Publié le 2 décembre 2020

La fiscalité sur les intérêts français bénéficiera aussi de l’arrêt sur le double précompte. Idem pour d’autres produits étrangers, tels que des actions italiennes.

Obtenir un remboursement de précompte sur vos dividendes d’actions Fiat FCA2,76% ou sur les intérêts de vos obligations Total FP2,82% ? Cela devrait être possible grâce au récent arrêt de la Cour de cassation concernant la double imposition de dividendes français perçus par des investisseurs belges. D’après plusieurs spécialistes du droit fiscal, la portée de cette décision est en effet bien plus large et devrait aussi profiter non seulement aux Belges qui possèdent d’autres types de placements français, mais aussi à ceux qui détiennent des actions de plusieurs autres pays, tels que l’Italie ou encore l’Australie.

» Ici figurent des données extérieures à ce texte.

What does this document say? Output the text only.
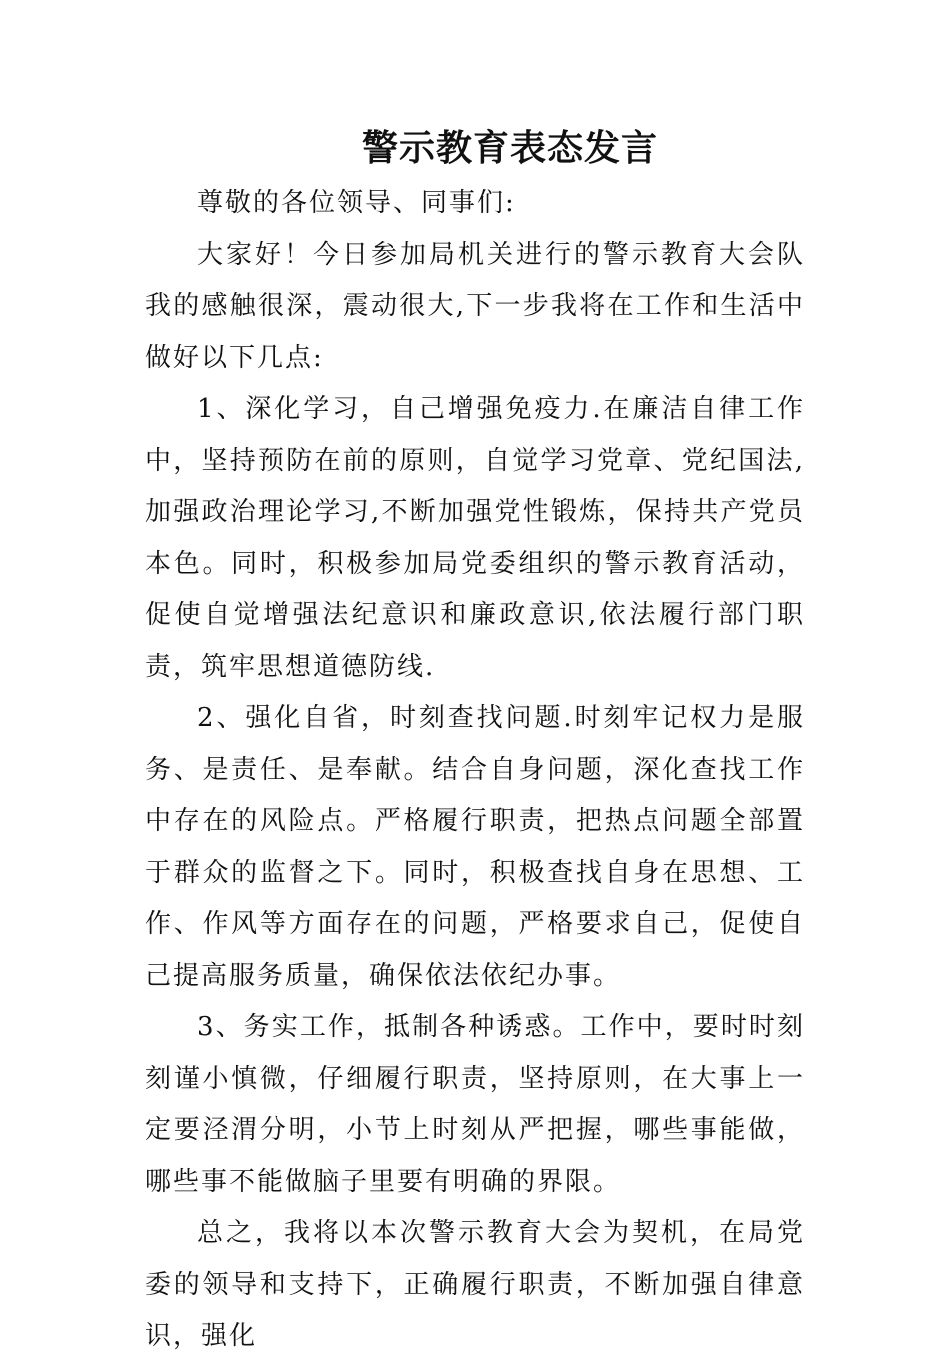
警示教育表态发言

尊敬的各位领导、同事们:

大家好！今日参加局机关进行的警示教育大会队我的感触很深，震动很大,下一步我将在工作和生活中做好以下几点:

1、深化学习，自己增强免疫力.在廉洁自律工作中，坚持预防在前的原则，自觉学习党章、党纪国法,加强政治理论学习,不断加强党性锻炼，保持共产党员本色。同时，积极参加局党委组织的警示教育活动，促使自觉增强法纪意识和廉政意识,依法履行部门职责，筑牢思想道德防线.

2、强化自省，时刻查找问题.时刻牢记权力是服务、是责任、是奉献。结合自身问题，深化查找工作中存在的风险点。严格履行职责，把热点问题全部置于群众的监督之下。同时，积极查找自身在思想、工作、作风等方面存在的问题，严格要求自己，促使自己提高服务质量，确保依法依纪办事。

3、务实工作，抵制各种诱惑。工作中，要时时刻刻谨小慎微，仔细履行职责，坚持原则，在大事上一定要泾渭分明，小节上时刻从严把握，哪些事能做，哪些事不能做脑子里要有明确的界限。

总之，我将以本次警示教育大会为契机，在局党委的领导和支持下，正确履行职责，不断加强自律意识，强化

Le 15 octobre, la Cour de cassation avait condamné l’Etat belge parce qu’il refusait que les investisseurs qui perçoivent des dividendes d’actions françaises déduisent de leur précompte mobilier belge une partie de l’impôt déjà prélevé en France. La haute juridiction a décidé que l’administration fiscale belge n’interprétait pas correctement la convention préventive de double imposition conclue entre la Belgique et la France.

Ce traité prévoit que l’impôt belge sur les revenus mobiliers français doit être diminué « de la quotité forfaitaire d’impôt étranger (QFIE, NDLR) déductible dans les conditions fixées par la législation belge, sans que cette quotité puisse être inférieure à 15% » du montant obtenu après application de la retenue à la source française. Le fisc considérait qu’étant donné que la loi belge ne prévoit plus, depuis plusieurs années, de QFIE déductible, il n’y avait plus lieu d’appliquer cette déduction. Mais la Cour de cassation s’est quant à elle focalisée sur les termes « sans que cette quotité puisse être inférieure à 15% ». Selon la cour suprême, les contribuables belges tirent directement de ce passage de la convention le droit de déduire une partie de l’impôt français du précompte prélevé en Belgique. L’enjeu financier est important puisque cela permet de réduire la charge fiscale totale de 40,5% à 27,75%.

Obligations et assurances-vie françaises

L’affaire qui avait conduit à cet arrêt de cassation portait sur l’impôt prélevé sur des dividendes d’actions françaises. Mais il apparaît aujourd’hui que l’enseignement de la haute cour peut aussi concerner bien d’autres produits financiers, à commencer par les intérêts perçus en France sur des placements à revenu fixe, tels que des obligations, des comptes d’épargne ou des fonds de distribution (qui reversent aux titulaires des fonds les revenus des placements sous-jacents).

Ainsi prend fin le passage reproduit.